A série "Black Mirror" apresenta tramas que exploram uma realidade distópica e aborda aspectos sombrios da vida dos personagens, muitas vezes relacionados a situações extremas provocadas pela tecnologia.

Recentemente, o TikTok começou a remunerar criadores de conteúdo, mas os valores não são divulgados pela plataforma. Durante as transmissões ao vivo, os espectadores têm a opção de apoiar seus criadores favoritos, enviando "presentes virtuais" que podem ser convertidos em dinheiro.

Com ironia, Jasmine comenta sob a trilha sonora da série americana sobre apocalipse zumbi, The Walking Dead: "A vibe durante o dia também é maravilhosa".

Monetização do vício alheio

Na plataforma do TikTok, existe uma forma de ganhar dinheiro chamada "presentes". Os usuários têm a opção de enviar figurinhas, como flores, que podem ser adquiridas na plataforma com moedas pagas pelos usuários usando dinheiro real. O pacote mínimo de moedas do TikTok, que contém 12, custa R$ 0,90. O valor das figurinhas varia de acordo com o item, sendo que uma flor custa uma moeda, enquanto uma figurinha de um buquê de flores custa 30 moedas.
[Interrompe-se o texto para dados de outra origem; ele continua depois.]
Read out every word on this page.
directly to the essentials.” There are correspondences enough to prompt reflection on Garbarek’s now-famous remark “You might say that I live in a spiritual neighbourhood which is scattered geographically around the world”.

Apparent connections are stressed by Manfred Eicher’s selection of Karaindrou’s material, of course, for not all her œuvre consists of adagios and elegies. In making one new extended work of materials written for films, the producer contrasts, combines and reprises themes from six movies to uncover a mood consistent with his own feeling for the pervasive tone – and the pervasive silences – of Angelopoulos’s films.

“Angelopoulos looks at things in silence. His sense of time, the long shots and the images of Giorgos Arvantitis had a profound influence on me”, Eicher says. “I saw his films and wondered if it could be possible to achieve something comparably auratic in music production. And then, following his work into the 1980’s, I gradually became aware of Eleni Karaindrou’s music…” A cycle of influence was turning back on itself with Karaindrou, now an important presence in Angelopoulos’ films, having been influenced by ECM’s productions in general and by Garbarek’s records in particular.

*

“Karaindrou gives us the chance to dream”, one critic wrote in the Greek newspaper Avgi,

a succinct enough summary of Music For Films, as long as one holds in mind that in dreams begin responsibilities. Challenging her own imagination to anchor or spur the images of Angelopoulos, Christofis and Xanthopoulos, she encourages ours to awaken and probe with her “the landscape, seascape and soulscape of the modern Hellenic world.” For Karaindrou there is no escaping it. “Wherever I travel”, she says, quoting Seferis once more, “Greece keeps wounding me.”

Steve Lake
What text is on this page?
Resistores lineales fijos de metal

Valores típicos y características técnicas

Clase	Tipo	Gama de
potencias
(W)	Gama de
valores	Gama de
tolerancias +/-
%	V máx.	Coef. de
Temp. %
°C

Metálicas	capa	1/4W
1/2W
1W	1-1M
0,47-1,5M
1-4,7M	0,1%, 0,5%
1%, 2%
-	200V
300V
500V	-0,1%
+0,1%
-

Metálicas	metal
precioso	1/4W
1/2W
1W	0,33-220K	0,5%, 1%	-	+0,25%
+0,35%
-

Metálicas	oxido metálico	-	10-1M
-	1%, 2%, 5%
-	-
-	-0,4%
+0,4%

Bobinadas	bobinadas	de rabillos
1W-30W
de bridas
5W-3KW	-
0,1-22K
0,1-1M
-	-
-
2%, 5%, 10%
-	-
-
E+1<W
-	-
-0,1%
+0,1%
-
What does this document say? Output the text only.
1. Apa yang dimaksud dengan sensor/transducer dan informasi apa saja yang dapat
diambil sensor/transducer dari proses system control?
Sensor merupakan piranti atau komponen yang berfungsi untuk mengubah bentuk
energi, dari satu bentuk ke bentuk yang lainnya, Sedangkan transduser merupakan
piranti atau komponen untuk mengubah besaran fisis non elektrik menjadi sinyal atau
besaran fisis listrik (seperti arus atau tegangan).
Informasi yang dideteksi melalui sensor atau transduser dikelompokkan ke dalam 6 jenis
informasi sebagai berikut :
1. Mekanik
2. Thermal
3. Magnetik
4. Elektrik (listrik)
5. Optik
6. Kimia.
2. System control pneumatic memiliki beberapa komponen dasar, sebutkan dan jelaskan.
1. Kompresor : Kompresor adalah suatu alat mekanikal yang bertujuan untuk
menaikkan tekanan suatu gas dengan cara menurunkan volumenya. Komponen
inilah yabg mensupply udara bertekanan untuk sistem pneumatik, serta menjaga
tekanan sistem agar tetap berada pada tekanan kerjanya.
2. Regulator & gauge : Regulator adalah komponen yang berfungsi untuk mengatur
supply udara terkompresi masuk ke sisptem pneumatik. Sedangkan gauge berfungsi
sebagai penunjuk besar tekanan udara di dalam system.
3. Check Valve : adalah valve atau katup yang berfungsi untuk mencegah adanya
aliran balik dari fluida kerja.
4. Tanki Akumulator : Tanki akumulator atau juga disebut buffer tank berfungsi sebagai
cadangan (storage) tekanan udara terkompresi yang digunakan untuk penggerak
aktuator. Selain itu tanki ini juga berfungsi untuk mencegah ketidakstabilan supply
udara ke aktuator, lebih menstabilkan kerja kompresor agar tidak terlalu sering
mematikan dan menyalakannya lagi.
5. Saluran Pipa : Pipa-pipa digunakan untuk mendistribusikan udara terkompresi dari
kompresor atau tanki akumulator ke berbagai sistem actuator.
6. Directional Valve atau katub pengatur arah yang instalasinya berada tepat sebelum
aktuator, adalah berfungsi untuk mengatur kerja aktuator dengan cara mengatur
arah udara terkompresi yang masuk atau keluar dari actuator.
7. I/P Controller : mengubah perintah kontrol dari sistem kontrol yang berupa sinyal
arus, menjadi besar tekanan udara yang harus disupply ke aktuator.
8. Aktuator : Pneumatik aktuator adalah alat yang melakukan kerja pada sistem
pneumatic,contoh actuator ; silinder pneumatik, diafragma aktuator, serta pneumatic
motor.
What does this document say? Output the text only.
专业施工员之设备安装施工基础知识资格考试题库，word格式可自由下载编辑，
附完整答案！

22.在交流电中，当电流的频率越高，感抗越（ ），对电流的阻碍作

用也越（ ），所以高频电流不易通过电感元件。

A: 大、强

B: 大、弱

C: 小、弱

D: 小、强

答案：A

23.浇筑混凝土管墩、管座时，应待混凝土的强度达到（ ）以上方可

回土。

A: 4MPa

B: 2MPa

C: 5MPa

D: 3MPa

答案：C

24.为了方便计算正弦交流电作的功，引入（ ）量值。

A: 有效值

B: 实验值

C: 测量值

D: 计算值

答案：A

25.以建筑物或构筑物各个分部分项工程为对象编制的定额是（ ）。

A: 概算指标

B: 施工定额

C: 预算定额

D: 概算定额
O perfil de Jasmine não é o único que busca obter visualizações ao mostrar tragédias alheias. Há também um motociclista que filma usuários na Cracolândiae utiliza a música "Ilusão (Cracolândia)", de MC Hariel, descrevendo a cena como apocalíptica. Em menos de dois meses, a postagem recebeu 4,6 milhões de visualizações e 223 mil curtidas. Outro vídeo, publicado em 30 de março, acumula 6,8 milhões de visualizações, 223 mil curtidas e 5,3 mil comentários, com a legenda "Não é um filme de zumbi, é a Cracolândia no Centro de São Paulo".

Existe também um vídeo que mostra Guardas Civis Metropolitanos (GCM) de São Paulo durante uma ação de rotina de limpeza das ruas da Cracolândia, com a legenda "Zumbis ladrões na Cracolândia". As imagens, registradas em um domingo, dia 23 de abril, receberam 5,6 milhões de visualizações, 146,9 mil curtidas e 1,2 mil comentários.

Para Priscila Akemi Beltrame, vice-presidente da Comissão de Direitos Humanos da Ordem dos Advogados do Brasil (OAB) de São Paulo, é evidente que o conteúdo disseminado pelo perfil na rede social viola os direitos humanos. Segundo ela, a população vulnerável tem direito à privacidade. Especialistas em direitos humanos também apontam que é possível haver danos morais mesmo após a remoção do conteúdo.